Generational gaps: Do they make a difference to lenders and financial advisers?

Jessica SarterSmall Business Lending

Financial advisers are looking to expand their small business clientele in light of an improving economy and the jump in credit demand that such a recovery entails. Small business owners are also seeking financial consulting services to pave their way to a stronger 2012.

But new research from Securian Financial Group shows how generational differences may impact an organization's decisions regarding financial management. Specifically, the report shows how baby boomers' top financial concerns regard the state of the economy, healthcare costs, personal retirement plans and exit strategies.

Members of Gen X, however, are much more concerned with day-to-day business needs and financials, such as taking care of family and paying off student loans. They also tend to be more aggressive, risk-tolerant investors. This is an important consideration for small business lenders, many of whom have been tightening their credit standards in light of excessive risk.

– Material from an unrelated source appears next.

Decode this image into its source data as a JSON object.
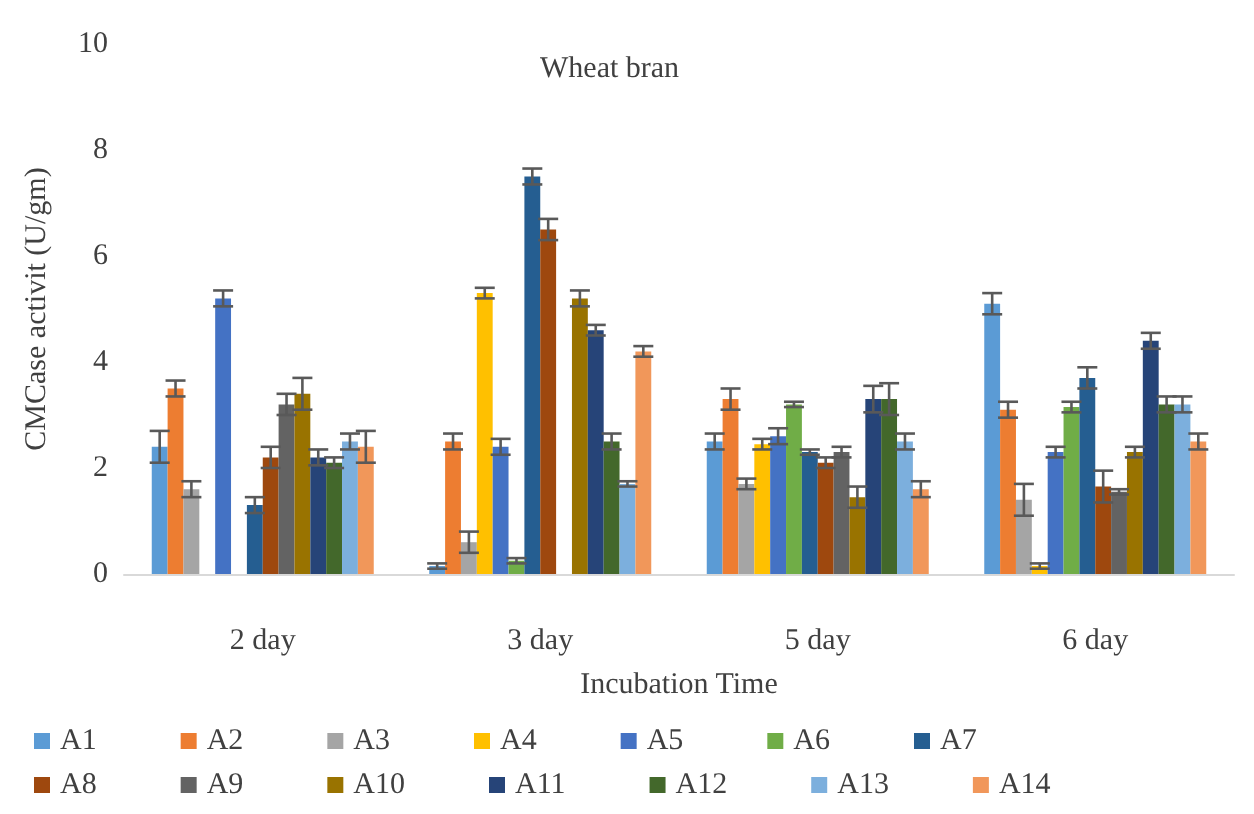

"Small business owners are a large, diverse group," said Kerry Geurkink, director of individual annuity marketing at Securian. "Our research shows that the proven strategy for building a successful practice – target a market, work it and become an expert – applies to the small business owner market as well."

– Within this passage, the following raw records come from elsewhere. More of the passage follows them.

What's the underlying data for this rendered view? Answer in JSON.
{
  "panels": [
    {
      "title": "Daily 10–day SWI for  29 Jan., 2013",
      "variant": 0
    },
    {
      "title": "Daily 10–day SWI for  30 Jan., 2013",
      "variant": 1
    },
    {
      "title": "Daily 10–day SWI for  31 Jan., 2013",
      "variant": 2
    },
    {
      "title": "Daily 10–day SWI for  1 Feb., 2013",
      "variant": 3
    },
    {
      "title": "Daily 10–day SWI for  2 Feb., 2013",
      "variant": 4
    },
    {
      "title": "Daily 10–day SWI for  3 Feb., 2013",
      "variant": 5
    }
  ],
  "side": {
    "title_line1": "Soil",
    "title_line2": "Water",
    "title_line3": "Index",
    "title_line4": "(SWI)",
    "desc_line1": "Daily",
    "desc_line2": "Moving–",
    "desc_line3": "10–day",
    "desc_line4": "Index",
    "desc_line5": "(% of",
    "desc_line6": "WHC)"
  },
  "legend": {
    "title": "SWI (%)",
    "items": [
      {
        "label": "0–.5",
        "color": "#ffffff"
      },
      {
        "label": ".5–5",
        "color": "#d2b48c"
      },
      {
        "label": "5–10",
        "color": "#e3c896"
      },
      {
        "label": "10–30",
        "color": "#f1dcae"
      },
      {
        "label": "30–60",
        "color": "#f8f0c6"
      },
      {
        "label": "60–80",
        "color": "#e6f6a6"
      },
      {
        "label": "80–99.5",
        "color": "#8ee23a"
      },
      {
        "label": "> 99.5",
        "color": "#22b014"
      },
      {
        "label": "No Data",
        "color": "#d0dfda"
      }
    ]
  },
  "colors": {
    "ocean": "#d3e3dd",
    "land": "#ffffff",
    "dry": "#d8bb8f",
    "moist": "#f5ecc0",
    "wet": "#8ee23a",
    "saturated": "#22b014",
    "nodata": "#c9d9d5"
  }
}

The ability to finance a small venture is still a daunting task, and one's success on that front may often have nothing to do with the viability of a business idea. Too often entrepreneurs get bogged down in the process of finding capital that they lose track of their core management responsibilities.

Lending marketplaces like BoeFly offer business owners the opportunity to identify prospective lenders and work toward improving their credit applications. That is something many financial advisers are beginning to realize in their own dealings with small enterprise.